Used — The number of total slots currently being used by the queue. Queues should be using all of the total slots, although in some cases, enough free resources might not be available to accommodate every slot.
Alarm — When present, indicates that at least one of the load thresholds defined in the load_thresholds list of the queue configuration is currently exceeded. This state prevents N1GE from scheduling further jobs to that queue. For more information, see the queue_conf(5)) man page.
Disabled — The number of slots that are not running because the queue or host has been disabled either manually or automatically. All jobs associated with that queue are also disabled. You assign and release this state to a queues using the qmod(1) command. New jobs are also not accepted by these slots, although jobs running continue to run.

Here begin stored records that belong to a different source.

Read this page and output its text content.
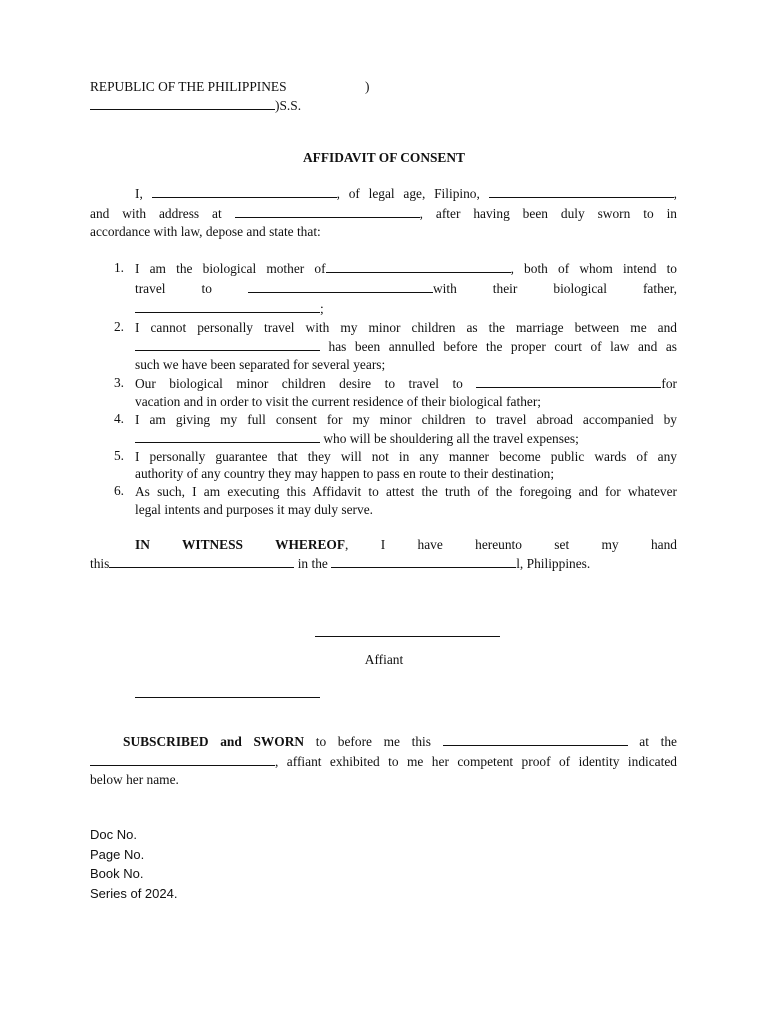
REPUBLIC OF THE PHILIPPINES	)
)S.S.
AFFIDAVIT OF CONSENT
I,	, of legal age, Filipino,	,
and with address at	, after having been duly sworn to in
accordance with law, depose and state that:
1. I am the biological mother of	, both of whom intend to
travel to	with their biological father,
;
2. I cannot personally travel with my minor children as the marriage between me and
has been annulled before the proper court of law and as
such we have been separated for several years;
3. Our biological minor children desire to travel to	for
vacation and in order to visit the current residence of their biological father;
4. I am giving my full consent for my minor children to travel abroad accompanied by
who will be shouldering all the travel expenses;
5. I personally guarantee that they will not in any manner become public wards of any
authority of any country they may happen to pass en route to their destination;
6. As such, I am executing this Affidavit to attest the truth of the foregoing and for whatever
legal intents and purposes it may duly serve.
IN WITNESS WHEREOF, I have hereunto set my hand
this	in the	l, Philippines.
Affiant
SUBSCRIBED and SWORN to before me this	at the
, affiant exhibited to me her competent proof of identity indicated
below her name.
Doc No.
Page No.
Book No.
Series of 2024.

Suspended — The number of slots that are not running because the queue or host has been suspended either manually or automatically. All jobs associated with these slots are also suspended, and no new jobs are accepted by these slots.
Error/Unknown — the number of slots that are in the error state, due either to a problem experienced by a previous job in this slot or else due to a host being unreachable.
For information on cluster queues, see the Monitoring and Controlling Queues section in the N1GE 6 User's Guide and the qmon man page. For more information on queue states see the Queue Alerts.
The Alerts table displays a quick look at potential or actual problems with the grid. You receive alerts when any of these categories generates a warning, an error, or becomes disabled. Clicking on a category displays the Alert page for that category which contains a table of alerts with additional information. Categories include:
Items display ten rows at a time. You can see the entire list by using the pagination controls at the bottom of the table. By default, rows are displayed numerically by job ID, but you can use any column to change the ordering of the rows. Clicking on a column header sorts the rows according to the values in that column. Clicking on the column header again reverses the sort. The sorting is preserved across pages if you click on a pagination button.